Ditto- I grew up reading Vernor Vinge, William Gibson, and John Varley and dedicated my career to applying ML to biological research problems while waiting for technology to reach the point where it could reliably be used to do some of the things that can be done in those books, biotechnologically (e.g. gene therapy for radical body modification).
I was very disappointed to learn when I first started (around '93-94) that neural networks were hard to design, and impossible to train more than a couple layers deep, and the labelled data wasn't there anyway. None of that really changed visibly for a couple decades, but multiple unrelated research projects made the necessary breakthroughs: straightforward NN models (CNNs, etc) that people could adapt, frameworks to train and predict without having to implement the entire ML stack from scratch, absurdly fast computers and acccelerator hardware, and massive labelled data sets.

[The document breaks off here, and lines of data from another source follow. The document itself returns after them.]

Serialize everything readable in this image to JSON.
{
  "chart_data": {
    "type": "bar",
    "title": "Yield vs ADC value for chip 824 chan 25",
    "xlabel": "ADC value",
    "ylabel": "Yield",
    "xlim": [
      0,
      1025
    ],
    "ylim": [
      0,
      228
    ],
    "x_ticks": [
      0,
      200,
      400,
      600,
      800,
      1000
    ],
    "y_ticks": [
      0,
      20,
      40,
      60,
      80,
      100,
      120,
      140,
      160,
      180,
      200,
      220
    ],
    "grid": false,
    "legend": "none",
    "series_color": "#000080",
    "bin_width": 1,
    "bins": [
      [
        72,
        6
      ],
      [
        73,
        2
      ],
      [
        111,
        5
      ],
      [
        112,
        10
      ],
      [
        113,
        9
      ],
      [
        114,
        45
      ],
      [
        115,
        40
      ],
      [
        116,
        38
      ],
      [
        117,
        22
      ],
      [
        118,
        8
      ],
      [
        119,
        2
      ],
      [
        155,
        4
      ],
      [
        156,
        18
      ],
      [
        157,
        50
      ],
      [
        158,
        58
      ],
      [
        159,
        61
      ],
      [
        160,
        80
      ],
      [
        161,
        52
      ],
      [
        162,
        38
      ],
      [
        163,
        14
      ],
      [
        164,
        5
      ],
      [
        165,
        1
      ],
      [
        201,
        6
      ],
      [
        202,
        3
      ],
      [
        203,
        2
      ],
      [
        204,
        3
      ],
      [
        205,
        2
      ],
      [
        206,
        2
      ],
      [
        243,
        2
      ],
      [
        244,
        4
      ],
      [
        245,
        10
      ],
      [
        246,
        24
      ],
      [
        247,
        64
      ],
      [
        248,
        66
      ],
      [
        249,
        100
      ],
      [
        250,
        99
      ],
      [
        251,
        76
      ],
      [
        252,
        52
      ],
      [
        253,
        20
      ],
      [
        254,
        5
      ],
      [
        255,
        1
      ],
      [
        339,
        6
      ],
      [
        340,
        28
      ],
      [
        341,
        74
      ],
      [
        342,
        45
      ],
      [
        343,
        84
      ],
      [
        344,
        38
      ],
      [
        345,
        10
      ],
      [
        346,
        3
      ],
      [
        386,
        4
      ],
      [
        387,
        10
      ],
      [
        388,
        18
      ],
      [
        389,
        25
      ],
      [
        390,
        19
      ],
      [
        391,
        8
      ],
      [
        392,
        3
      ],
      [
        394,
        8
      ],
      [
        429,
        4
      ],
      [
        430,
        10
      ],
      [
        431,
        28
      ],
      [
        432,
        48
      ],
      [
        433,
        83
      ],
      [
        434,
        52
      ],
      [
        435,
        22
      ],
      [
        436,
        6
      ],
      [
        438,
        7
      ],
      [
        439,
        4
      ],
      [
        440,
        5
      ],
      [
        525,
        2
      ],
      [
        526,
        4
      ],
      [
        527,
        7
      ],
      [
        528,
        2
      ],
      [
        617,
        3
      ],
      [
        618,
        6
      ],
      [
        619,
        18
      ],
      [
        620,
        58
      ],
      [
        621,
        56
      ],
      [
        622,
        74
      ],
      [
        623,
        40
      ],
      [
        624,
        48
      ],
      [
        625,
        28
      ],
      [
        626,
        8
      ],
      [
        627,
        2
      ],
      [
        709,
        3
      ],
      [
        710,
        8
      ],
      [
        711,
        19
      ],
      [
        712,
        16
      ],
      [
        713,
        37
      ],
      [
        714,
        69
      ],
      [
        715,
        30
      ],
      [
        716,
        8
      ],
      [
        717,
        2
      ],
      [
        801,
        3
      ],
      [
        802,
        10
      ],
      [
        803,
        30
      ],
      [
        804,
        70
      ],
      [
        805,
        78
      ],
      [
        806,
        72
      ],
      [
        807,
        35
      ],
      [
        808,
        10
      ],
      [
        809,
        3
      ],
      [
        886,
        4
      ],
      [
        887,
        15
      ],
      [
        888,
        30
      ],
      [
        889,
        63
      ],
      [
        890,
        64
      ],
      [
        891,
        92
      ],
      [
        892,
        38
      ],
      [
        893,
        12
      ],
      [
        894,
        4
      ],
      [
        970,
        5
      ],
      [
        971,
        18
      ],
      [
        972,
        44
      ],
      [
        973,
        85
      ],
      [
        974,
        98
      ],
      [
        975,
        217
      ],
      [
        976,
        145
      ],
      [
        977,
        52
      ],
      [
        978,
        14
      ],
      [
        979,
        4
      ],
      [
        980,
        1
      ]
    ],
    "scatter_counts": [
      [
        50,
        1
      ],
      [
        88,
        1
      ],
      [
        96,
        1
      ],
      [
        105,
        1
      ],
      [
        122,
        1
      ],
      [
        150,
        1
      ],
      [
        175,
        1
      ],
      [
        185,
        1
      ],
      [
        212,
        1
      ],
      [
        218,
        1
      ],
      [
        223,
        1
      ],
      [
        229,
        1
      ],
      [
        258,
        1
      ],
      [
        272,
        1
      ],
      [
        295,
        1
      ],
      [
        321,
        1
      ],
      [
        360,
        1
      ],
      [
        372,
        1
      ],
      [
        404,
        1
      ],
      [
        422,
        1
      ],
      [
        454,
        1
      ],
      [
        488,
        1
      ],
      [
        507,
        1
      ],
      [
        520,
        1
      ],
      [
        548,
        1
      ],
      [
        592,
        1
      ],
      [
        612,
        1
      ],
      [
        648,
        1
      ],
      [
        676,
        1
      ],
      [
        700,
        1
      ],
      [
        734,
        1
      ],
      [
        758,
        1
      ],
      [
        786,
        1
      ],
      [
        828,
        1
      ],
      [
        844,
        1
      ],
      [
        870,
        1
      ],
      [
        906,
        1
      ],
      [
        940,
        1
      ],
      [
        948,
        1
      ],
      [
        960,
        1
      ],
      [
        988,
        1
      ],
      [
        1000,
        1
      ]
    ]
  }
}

So far, nothing I've seen is anywhere close to what I consider "true" AI. As we struggle with hard medical problems. But seeing computers handle text with such facility has been exciting because it's the sort of thing that normies can see and appreciate (and even be fooled by).
However, medical problems aren't something that ML is going to magically solve. Because medicine has huge structural issues that are harder to solve than making diagnoses.
It would be nice if James gleick wrote a new version of "What just happened" covering the time between the invention of Transformers and now.